Last week I flew to the other end of the country for what turned out to be a water polo festival. I, who have never been a very good spectator of any sport, got totally into watching eleven high school water polo games, half of them featuring a granddaughter who can swim like crazy and whack a slippery wet ball through a floating goal with amazing strength and precision. The other games were played by guys who hit the ball even harder.
The games took place over three days with a Sunday off in between. That’s a lot of dressing and undressing, getting wet and dry and wet again. And for some team members who haven’t yet reached their full potential and have to sit on the edge of the pool waiting for a chance to join in the fray, it’s got to be a bit of a drag.
But maybe not. These kids seem to love what they’re doing. They practice a couple of hours five days a week and never seem to tire of it. They sandwich in classes, volunteer activities and as much socializing as they can manage. In the off-season, most of them sign on to the swim team, the best way they know to stay in shape for water polo.

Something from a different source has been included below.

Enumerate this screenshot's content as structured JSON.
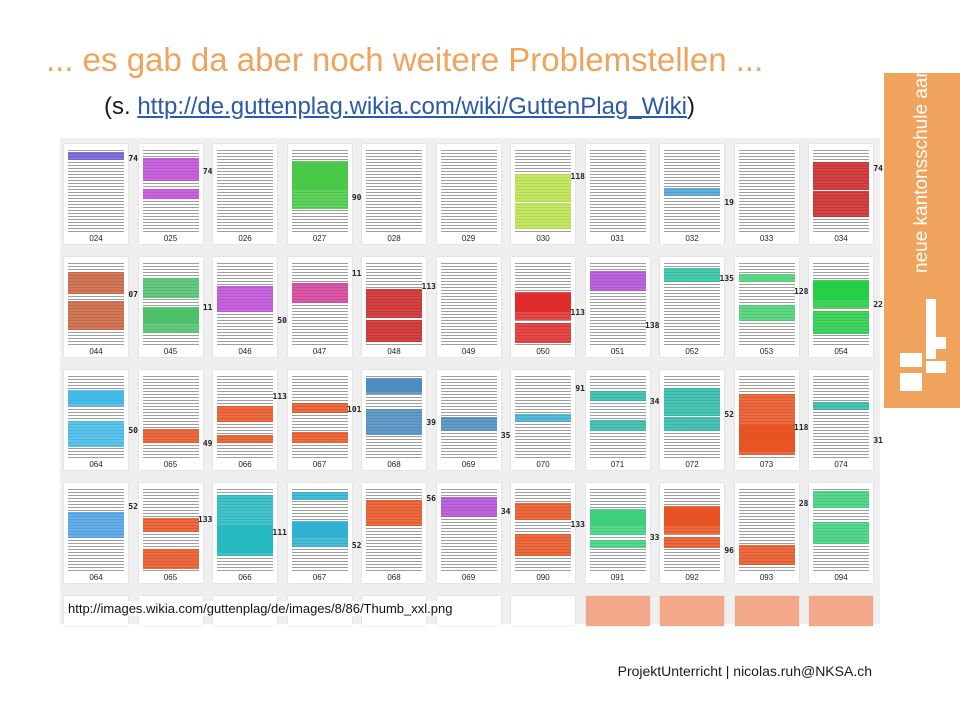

These kids become very close. They’re like a family. They count on each other in the pool and out. They laugh and play and struggle together. And their parents, who loyally support them, seem to have formed their own close social circle.
Last Friday, after playing extremely well in a hard-fought but losing battle in the tournament, a senior and one of the best players on the team, got out of the pool and told the coach he was finished. He walked away for good leaving behind a sterling high school record and with less than a month to go in his final season of play.

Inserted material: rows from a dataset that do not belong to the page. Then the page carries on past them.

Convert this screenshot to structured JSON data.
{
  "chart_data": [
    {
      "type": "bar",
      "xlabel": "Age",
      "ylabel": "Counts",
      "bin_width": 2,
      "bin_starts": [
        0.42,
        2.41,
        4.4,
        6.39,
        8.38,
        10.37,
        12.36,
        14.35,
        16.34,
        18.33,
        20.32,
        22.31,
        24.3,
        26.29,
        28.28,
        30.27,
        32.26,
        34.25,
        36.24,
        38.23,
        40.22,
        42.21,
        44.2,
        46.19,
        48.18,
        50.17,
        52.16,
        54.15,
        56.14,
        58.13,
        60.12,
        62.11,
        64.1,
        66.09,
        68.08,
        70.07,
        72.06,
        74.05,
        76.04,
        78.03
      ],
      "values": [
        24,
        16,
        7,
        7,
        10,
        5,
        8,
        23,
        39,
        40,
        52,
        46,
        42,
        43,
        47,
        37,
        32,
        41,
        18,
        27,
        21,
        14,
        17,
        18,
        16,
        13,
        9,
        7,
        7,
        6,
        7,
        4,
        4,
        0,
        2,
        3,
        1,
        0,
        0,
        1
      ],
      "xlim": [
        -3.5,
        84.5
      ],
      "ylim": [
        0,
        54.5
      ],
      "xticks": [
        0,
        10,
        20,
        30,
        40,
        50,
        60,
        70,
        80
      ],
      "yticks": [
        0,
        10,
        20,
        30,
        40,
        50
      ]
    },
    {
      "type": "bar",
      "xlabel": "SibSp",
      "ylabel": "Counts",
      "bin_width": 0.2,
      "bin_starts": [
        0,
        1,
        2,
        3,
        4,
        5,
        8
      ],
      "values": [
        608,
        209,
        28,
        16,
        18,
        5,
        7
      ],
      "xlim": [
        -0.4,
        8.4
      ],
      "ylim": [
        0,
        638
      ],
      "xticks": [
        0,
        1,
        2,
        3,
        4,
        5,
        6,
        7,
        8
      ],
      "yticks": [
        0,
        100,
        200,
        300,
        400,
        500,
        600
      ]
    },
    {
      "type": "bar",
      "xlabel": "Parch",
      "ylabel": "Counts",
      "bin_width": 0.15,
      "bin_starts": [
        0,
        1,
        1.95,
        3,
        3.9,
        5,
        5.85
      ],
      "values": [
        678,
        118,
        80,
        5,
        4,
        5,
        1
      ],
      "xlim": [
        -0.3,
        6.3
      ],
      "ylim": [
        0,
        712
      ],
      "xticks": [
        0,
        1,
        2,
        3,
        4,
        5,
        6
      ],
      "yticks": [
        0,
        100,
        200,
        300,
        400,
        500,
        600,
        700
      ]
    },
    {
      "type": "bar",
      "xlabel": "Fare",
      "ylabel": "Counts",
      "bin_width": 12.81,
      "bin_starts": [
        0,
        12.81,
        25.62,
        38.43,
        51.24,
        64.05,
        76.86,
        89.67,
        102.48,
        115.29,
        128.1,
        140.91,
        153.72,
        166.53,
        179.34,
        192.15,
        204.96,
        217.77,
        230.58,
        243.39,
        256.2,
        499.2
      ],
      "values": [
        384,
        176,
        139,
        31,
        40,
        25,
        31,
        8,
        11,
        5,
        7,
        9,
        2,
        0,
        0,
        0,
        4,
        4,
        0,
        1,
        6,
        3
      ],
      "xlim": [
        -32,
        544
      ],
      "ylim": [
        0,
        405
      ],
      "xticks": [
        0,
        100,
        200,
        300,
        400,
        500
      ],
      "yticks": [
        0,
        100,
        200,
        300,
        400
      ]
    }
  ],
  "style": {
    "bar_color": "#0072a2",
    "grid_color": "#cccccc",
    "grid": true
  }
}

Reactions ranged from shock to sadness to anger from the coach, the players and the parents. Turns out this boy’s decision had been coming for a while. He’d been struggling to make himself go to practice. His parents dragged him out of bed to get him to that final game.
The water polo parents had plenty to say to each other about the situation, but none of them, including his parents, had any good answers. They weren’t sure what to do. Perhaps there was nothing they could do.

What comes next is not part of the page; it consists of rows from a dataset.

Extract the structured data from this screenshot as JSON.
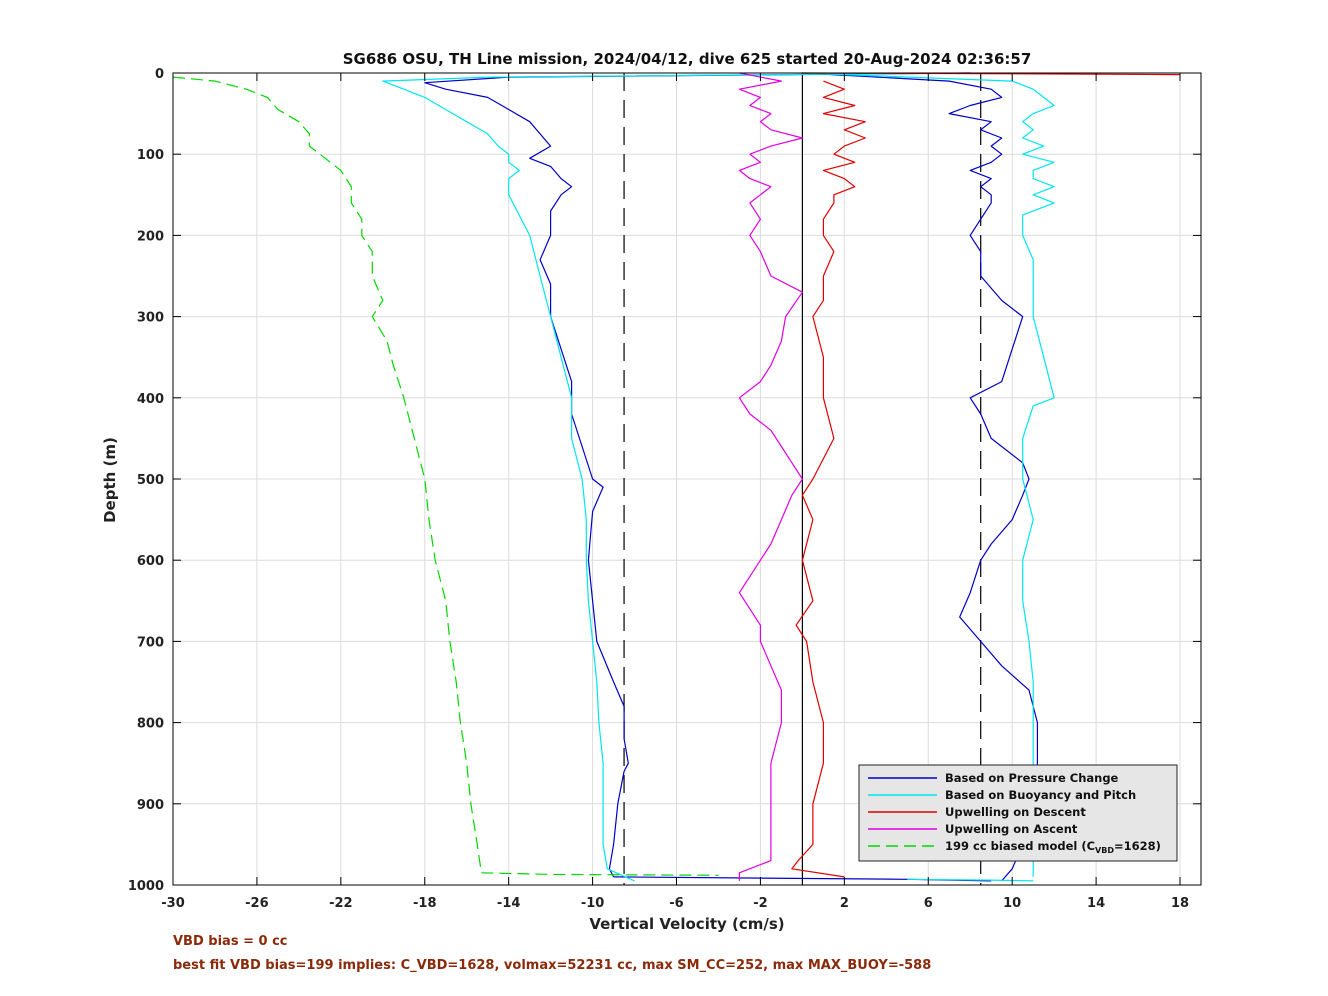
{
  "chart_data": {
    "type": "line",
    "title": "SG686 OSU, TH Line mission, 2024/04/12, dive 625 started 20-Aug-2024 02:36:57",
    "xlabel": "Vertical Velocity (cm/s)",
    "ylabel": "Depth (m)",
    "xlim": [
      -30,
      19
    ],
    "ylim": [
      0,
      1000
    ],
    "y_reversed": true,
    "grid": true,
    "xticks": [
      "-30",
      "-26",
      "-22",
      "-18",
      "-14",
      "-10",
      "-6",
      "-2",
      "2",
      "6",
      "10",
      "14",
      "18"
    ],
    "yticks": [
      "0",
      "100",
      "200",
      "300",
      "400",
      "500",
      "600",
      "700",
      "800",
      "900",
      "1000"
    ],
    "reference_lines": [
      {
        "x": -8.5,
        "style": "dashed",
        "color": "#000000"
      },
      {
        "x": 0,
        "style": "solid",
        "color": "#000000"
      },
      {
        "x": 8.5,
        "style": "dashed",
        "color": "#000000"
      }
    ],
    "legend_position": "bottom-right",
    "series": [
      {
        "name": "Based on Pressure Change",
        "color": "#0000c8",
        "style": "solid",
        "segments": [
          {
            "depth": [
              0,
              5,
              12,
              20,
              30,
              45,
              60,
              75,
              90,
              105,
              115,
              130,
              140,
              150,
              170,
              200,
              230,
              260,
              300,
              340,
              380,
              420,
              460,
              500,
              510,
              540,
              600,
              650,
              700,
              750,
              780,
              800,
              820,
              850,
              860,
              900,
              950,
              980,
              990
            ],
            "value": [
              8,
              -14,
              -18,
              -17,
              -15,
              -14,
              -13,
              -12.5,
              -12,
              -13,
              -12,
              -11.5,
              -11,
              -11.5,
              -12,
              -12,
              -12.5,
              -12,
              -12,
              -11.5,
              -11,
              -11,
              -10.5,
              -10,
              -9.5,
              -10,
              -10.2,
              -10,
              -9.8,
              -9,
              -8.5,
              -8.5,
              -8.5,
              -8.3,
              -8.5,
              -8.8,
              -9,
              -9.2,
              -9
            ]
          },
          {
            "depth": [
              990,
              993,
              995
            ],
            "value": [
              -9,
              5,
              9
            ]
          },
          {
            "depth": [
              0,
              10,
              20,
              30,
              40,
              50,
              60,
              70,
              80,
              90,
              100,
              110,
              120,
              130,
              140,
              150,
              160,
              180,
              200,
              220,
              250,
              280,
              300,
              340,
              380,
              400,
              420,
              450,
              480,
              500,
              520,
              550,
              580,
              600,
              640,
              670,
              700,
              730,
              760,
              800,
              850,
              900,
              950,
              980,
              995
            ],
            "value": [
              0,
              7,
              9,
              9.5,
              8,
              7,
              9,
              8.5,
              9.5,
              9,
              9.5,
              9,
              8,
              9,
              8.5,
              9,
              9,
              8.5,
              8,
              8.5,
              8.5,
              9.5,
              10.5,
              10,
              9.5,
              8,
              8.5,
              9,
              10.5,
              10.8,
              10.5,
              10,
              9,
              8.5,
              8,
              7.5,
              8.5,
              9.5,
              10.8,
              11.2,
              11.2,
              11,
              10.5,
              10,
              9.5
            ]
          }
        ]
      },
      {
        "name": "Based on Buoyancy and Pitch",
        "color": "#00e5ee",
        "style": "solid",
        "segments": [
          {
            "depth": [
              0,
              5,
              10,
              20,
              30,
              45,
              60,
              75,
              90,
              100,
              110,
              120,
              130,
              150,
              200,
              250,
              300,
              350,
              400,
              450,
              500,
              550,
              600,
              650,
              700,
              750,
              800,
              850,
              900,
              950,
              980,
              995
            ],
            "value": [
              8,
              -15,
              -20,
              -19,
              -18,
              -17,
              -16,
              -15,
              -14.5,
              -14,
              -14,
              -13.5,
              -14,
              -14,
              -13,
              -12.5,
              -12,
              -11.5,
              -11,
              -11,
              -10.5,
              -10.3,
              -10.3,
              -10.2,
              -10,
              -9.8,
              -9.7,
              -9.5,
              -9.5,
              -9.5,
              -9.3,
              -8
            ]
          },
          {
            "depth": [
              993,
              994,
              995
            ],
            "value": [
              5,
              9,
              11
            ]
          },
          {
            "depth": [
              0,
              10,
              20,
              30,
              40,
              50,
              60,
              70,
              80,
              90,
              100,
              110,
              120,
              130,
              140,
              150,
              160,
              175,
              200,
              230,
              260,
              300,
              350,
              400,
              410,
              450,
              500,
              550,
              600,
              650,
              700,
              750,
              800,
              850,
              900,
              950,
              990
            ],
            "value": [
              0,
              10,
              11,
              11.5,
              12,
              11,
              10.5,
              11,
              10.5,
              11.5,
              10.5,
              12,
              11,
              11,
              12,
              11,
              12,
              10.5,
              10.5,
              11,
              11,
              11,
              11.5,
              12,
              11,
              10.5,
              10.5,
              11,
              10.5,
              10.5,
              10.8,
              11,
              11,
              11,
              11,
              11,
              11
            ]
          }
        ]
      },
      {
        "name": "Upwelling on Descent",
        "color": "#e00000",
        "style": "solid",
        "segments": [
          {
            "depth": [
              0,
              1,
              2
            ],
            "value": [
              0,
              10,
              18
            ]
          },
          {
            "depth": [
              10,
              20,
              30,
              40,
              50,
              60,
              70,
              80,
              90,
              100,
              110,
              120,
              130,
              140,
              150,
              160,
              180,
              200,
              220,
              250,
              280,
              300,
              350,
              400,
              450,
              500,
              520,
              550,
              600,
              650,
              680,
              700,
              750,
              800,
              850,
              900,
              950,
              970,
              980,
              990
            ],
            "value": [
              1,
              2,
              1,
              2.5,
              1,
              3,
              2,
              3,
              2,
              1.5,
              2.5,
              1,
              2,
              2.5,
              1.5,
              1.5,
              1,
              1,
              1.5,
              1,
              1,
              0.5,
              1,
              1,
              1.5,
              0.5,
              0,
              0.5,
              0,
              0.5,
              -0.3,
              0.2,
              0.5,
              1,
              1,
              0.5,
              0.5,
              -0.2,
              -0.5,
              2
            ]
          }
        ]
      },
      {
        "name": "Upwelling on Ascent",
        "color": "#e100e1",
        "style": "solid",
        "segments": [
          {
            "depth": [
              0,
              10,
              20,
              30,
              40,
              50,
              60,
              70,
              80,
              90,
              100,
              110,
              120,
              130,
              140,
              150,
              160,
              180,
              200,
              220,
              250,
              270,
              300,
              330,
              360,
              380,
              400,
              420,
              440,
              460,
              480,
              500,
              520,
              550,
              580,
              600,
              620,
              640,
              660,
              680,
              700,
              730,
              760,
              800,
              850,
              900,
              940,
              970,
              985,
              995
            ],
            "value": [
              -3,
              -1,
              -3,
              -2,
              -2.5,
              -1.5,
              -2,
              -1.5,
              0,
              -1.5,
              -2.5,
              -2,
              -3,
              -2.5,
              -1.5,
              -2,
              -2.5,
              -2,
              -2.5,
              -2,
              -1.5,
              0,
              -0.8,
              -1,
              -1.5,
              -2,
              -3,
              -2.5,
              -1.5,
              -1,
              -0.5,
              0,
              -0.5,
              -1,
              -1.5,
              -2,
              -2.5,
              -3,
              -2.5,
              -2,
              -2,
              -1.5,
              -1,
              -1,
              -1.5,
              -1.5,
              -1.5,
              -1.5,
              -3,
              -3
            ]
          }
        ]
      },
      {
        "name": "199 cc biased model (C",
        "name_sub": "VBD",
        "name_suffix": "=1628)",
        "color": "#00d800",
        "style": "dashed",
        "segments": [
          {
            "depth": [
              5,
              10,
              20,
              30,
              45,
              60,
              75,
              90,
              100,
              110,
              120,
              140,
              160,
              180,
              200,
              220,
              250,
              280,
              300,
              330,
              360,
              400,
              450,
              500,
              550,
              600,
              650,
              700,
              750,
              800,
              850,
              900,
              950,
              985
            ],
            "value": [
              -30,
              -28,
              -26.5,
              -25.5,
              -25,
              -24,
              -23.5,
              -23.5,
              -23,
              -22.5,
              -22,
              -21.5,
              -21.5,
              -21,
              -21,
              -20.5,
              -20.5,
              -20,
              -20.5,
              -19.8,
              -19.5,
              -19,
              -18.5,
              -18,
              -17.8,
              -17.5,
              -17,
              -16.8,
              -16.5,
              -16.3,
              -16,
              -15.8,
              -15.5,
              -15.3
            ]
          },
          {
            "depth": [
              985,
              987,
              988
            ],
            "value": [
              -15.3,
              -12,
              -4
            ]
          }
        ]
      }
    ]
  },
  "notes": {
    "vbd_bias": "VBD bias = 0 cc",
    "best_fit": "best fit VBD bias=199 implies: C_VBD=1628, volmax=52231 cc, max SM_CC=252, max MAX_BUOY=-588"
  }
}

It got me to thinking about how very important a role athletics often plays in a student’s life. How a sport can become all-consuming for players, their families, their coaches. The degree of commitment required. When you sign up for a team, how much do you owe it to your teammates to stick with it through the season regardless of how difficult that may become? Does a star player have a larger commitment than a bench warmer? What’s the role of the coach? Should he welcome back someone who has walked away?
Lots of questions. No easy answers. Food for thought.